The approval process health insurers impose on medical services or drugs is generating a toll that exceeds the purported benefits, according to a physician survey recently released by the American Medical Association (AMA) and shared in a letter to federal health officials.1 Although health insurers claim prior authorization requirements are used for cost and quality control, a vast majority of physicians say authorization controls lead to unnecessary waste and avoidable patient harm.
According to the AMA survey, 86% reported that prior authorization requirements led to higher overall use of health-care resources, resulting in unnecessary waste rather than cost savings. More specifically, about two-thirds of physicians reported resources were diverted to ineffective initial treatments (64%) or additional office visits (62%) because of prior authorization policies, and almost half of physicians (46%) reported that prior authorization policies led to urgent or emergency care for patients.
Physician Concerns
The health insurance industry maintains prior authorization criteria reflect evidence-based medicine, but physician experiences call into question the clinical validity of insurer-created criteria that lack transparency. Just 15% of physicians surveyed reported that prior authorization criteria were often or always evidence-based.
Other critical concerns highlighted in the AMA survey include the following:
Patient Harm—One-third of physicians (33%) reported that prior authorization led to a serious adverse event for a patient in their care, including hospitalization, permanent impairment, or death.
Poor Outcomes—A total of 89% reported that prior authorization had a negative impact on patient clinical outcomes.

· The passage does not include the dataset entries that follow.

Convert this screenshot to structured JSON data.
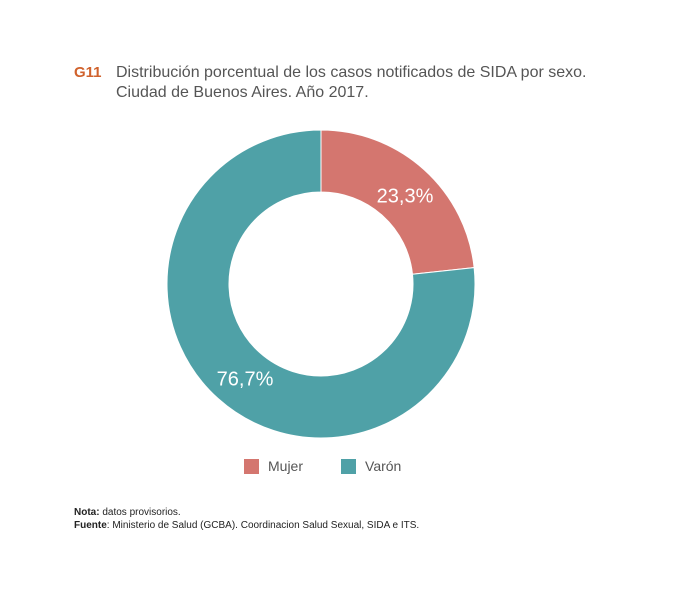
{
  "header": {
    "figure_id": "G11",
    "title_line1": "Distribución porcentual de los casos notificados de SIDA por sexo.",
    "title_line2": "Ciudad de Buenos Aires. Año 2017."
  },
  "chart_data": {
    "type": "pie",
    "variant": "donut",
    "title": "Distribución porcentual de los casos notificados de SIDA por sexo. Ciudad de Buenos Aires. Año 2017.",
    "categories": [
      "Mujer",
      "Varón"
    ],
    "values": [
      23.3,
      76.7
    ],
    "labels": [
      "23,3%",
      "76,7%"
    ],
    "colors": [
      "#d4766f",
      "#4fa1a7"
    ],
    "legend_position": "bottom"
  },
  "legend": {
    "items": [
      {
        "label": "Mujer",
        "color": "#d4766f"
      },
      {
        "label": "Varón",
        "color": "#4fa1a7"
      }
    ]
  },
  "notes": {
    "nota_label": "Nota:",
    "nota_text": " datos provisorios.",
    "fuente_label": "Fuente",
    "fuente_text": ": Ministerio de Salud (GCBA). Coordinacion Salud Sexual, SIDA e ITS."
  }
}
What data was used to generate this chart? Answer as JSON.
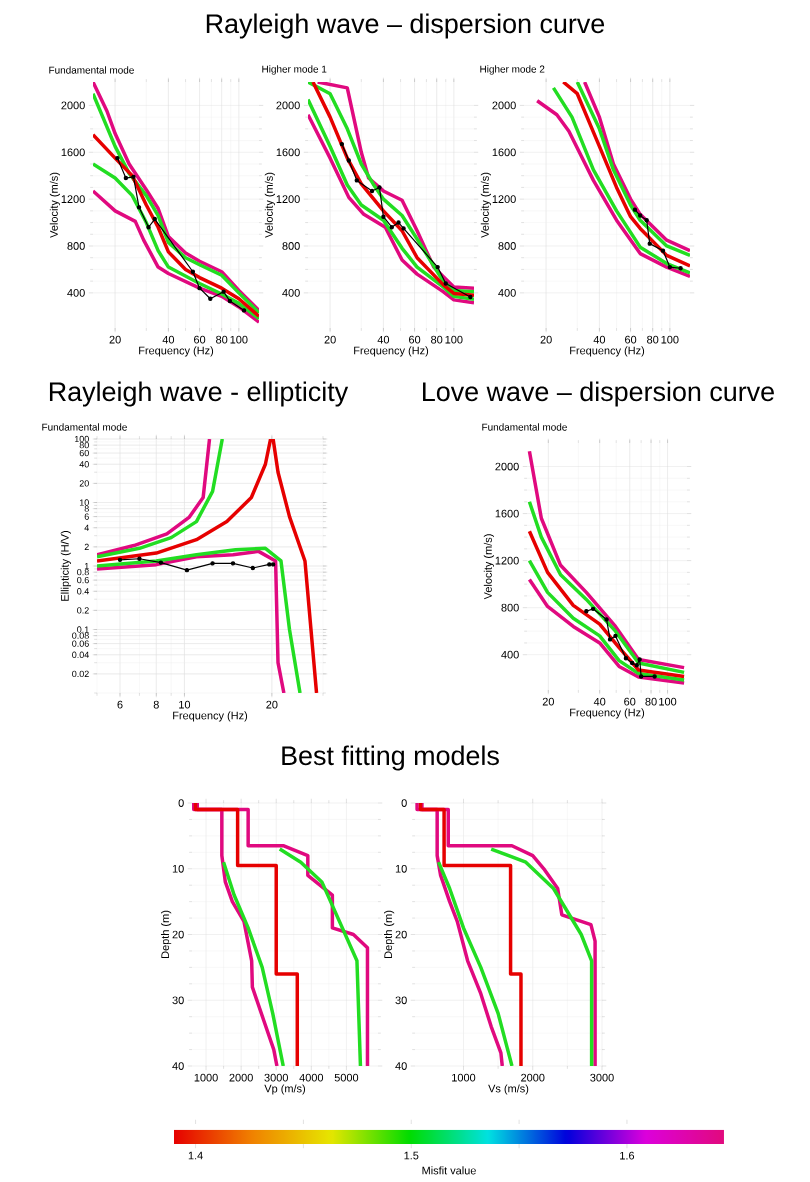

Delayed Care—Most physicians surveyed (94%) reported that prior authorization delayed access to necessary care.
Disrupted Care—Four out of five physicians (80%) said patients abandoned treatment because of authorization struggles with health insurers.
Lost Workforce Productivity—More than half of physicians (58%) who cared for patients in the workforce reported that prior authorizations had impeded a patient’s job performance.
In addition, a significant majority of surveyed physicians (88%) said burdens associated with prior authorization were high or extremely high. This costly administrative burden often pulls resources from direct patient care, as medical practices complete an average of 45 prior authorizations per physician per week, which consume the equivalent of almost 2 business days (14 hours) of physician and staff time. To keep up with the administrative burden, nearly two in five physicians (35%) employed staff members to work exclusively on tasks associated with prior authorization.
The AMA survey results illustrate a critical need to streamline or eliminate low-value prior authorization requirements to minimize waste, delays, and disruptions in care delivery.